Wait until the courts decide that the kids playing the games are employees and need to be paid, which is coming, and not too far down the road.
But that’s another story for another day. Back to where we are right now, Phillips, speaking to reporters at the 2023 ACC Football Kickoff on Tuesday in Charlotte, didn’t specifically address the Pass Act, because that legislation was being rolled out in Washington by Sens. Tuberville and Manchin around the time that Phillips was on the podium in the swank Westin Charlotte hotel.
From what Phillips had to say about what the ACC and its peers in the NCAA want from Congress in terms of legislation to address the current NIL landscape, it seems that Tuberville and Manchin hit the right notes with their bill.
In his prepared remarks, Phillips said the focus of college sports administrators is to “develop guardrails to ensure that student-athletes have access to NIL opportunities untainted by inducements, as well as reliable information about legitimate NIL opportunities and value.”
“The recent unprecedented transfers of student-athletes are tainted by inducements disguised as NIL money,” said Phillips, who also called for an effort “to ensure that student-athletes have access to legitimate representation in the form of certified agents and are making decisions informed by facts, not empty promises made to recruit the athlete.”
“Too many student-athletes enter the transfer portal based on rumor or bad advice, only to find they have no place to go. It’s the ultimate game of musical chairs,” Phillips said. “This is detrimental to their education and future and must stop. We can assist student-athletes by providing as much transparency as possible regarding NIL.”
Later, in the Q&A with reporters, Phillips pointed to the “disproportionate state-by-state rules” on NIL as being the biggest challenge facing the NCAA.
“The current NIL legislation is so disproportionate about what you can do in one state versus another state. I think that’s part of the frustration that our coaches are faced with,” Phillips said. “Having something, some kind of federal legislation, that allows some opportunity for there to be consistency across competition. I say this, when you have inter- and intra-state competition, you want fairness in everybody playing with the same types of rules.”
Phillips expounded on that line of thinking in response to another question.

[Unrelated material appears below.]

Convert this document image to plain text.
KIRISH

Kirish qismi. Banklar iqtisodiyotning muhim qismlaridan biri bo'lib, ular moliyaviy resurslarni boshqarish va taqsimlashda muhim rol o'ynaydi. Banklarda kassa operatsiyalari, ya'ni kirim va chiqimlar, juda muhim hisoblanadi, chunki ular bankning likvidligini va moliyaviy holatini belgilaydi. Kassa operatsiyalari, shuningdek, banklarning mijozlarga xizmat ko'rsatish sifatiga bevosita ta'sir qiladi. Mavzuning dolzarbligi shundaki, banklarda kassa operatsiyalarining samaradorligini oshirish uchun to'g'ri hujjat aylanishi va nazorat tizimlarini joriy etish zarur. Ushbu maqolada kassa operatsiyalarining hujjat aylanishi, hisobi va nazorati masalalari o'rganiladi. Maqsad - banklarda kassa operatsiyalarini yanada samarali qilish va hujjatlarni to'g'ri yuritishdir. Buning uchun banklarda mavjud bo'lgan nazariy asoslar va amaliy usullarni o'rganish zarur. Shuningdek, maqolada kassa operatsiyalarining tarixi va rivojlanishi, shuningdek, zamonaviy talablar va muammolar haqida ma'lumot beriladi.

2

“At the end of the day I think we have paralyzed the enforcement staff, not intentionally, but with state NIL laws, and they’re not sure exactly the enforcement abilities that they have, et cetera. That’s why some kind of consistent language across the country would allow our enforcement staff to me to be a lot more successful in doing the work that they need to do,” Phillips said.
“So, I think that’s part of the earlier question of the frustrations of the coaches, et cetera, that they have and our athletic directors and even chancellors, and it causes some disruption in your own league with our 10 states because they all look different, the laws do,” Phillips said.
“I’m hopeful we can get there. I really do. I think we’ve made a ton of progress over the last two or three months, and a lot of us have almost lived in Washington, D.C., because of the frequency of meetings with both sides of the aisle. I am cautiously optimistic that we can get something done,” Phillips said.
Of note, a reporter did ask Phillips about the doomsday scenario in which courts finally come down on the side of requiring schools to pay student-athletes, and how that would impact the bottom line.
The answer from the commish was … telling.
“You have to be ready for anything, Joe. You know that. This is a fluid, changing landscape. What a student-athlete and their experience is and being able to get support and monetize their name, image and likeness what that looked like 10 years ago versus today, we have to be ready for almost anything,” Phillips said.
“The courts have been active all the way up to the Supreme Court, so it would be naive for us to think that, hey, we can just kind of do this thing ourselves without much interference.
“We’ll have to continue to look at it. I know that that is not the desire of the ACC presidents at all, but you know, at some point it could be a reality,” Phillips said.
The unsaid part there: if that happens, Joe, basically, we’re f—ed.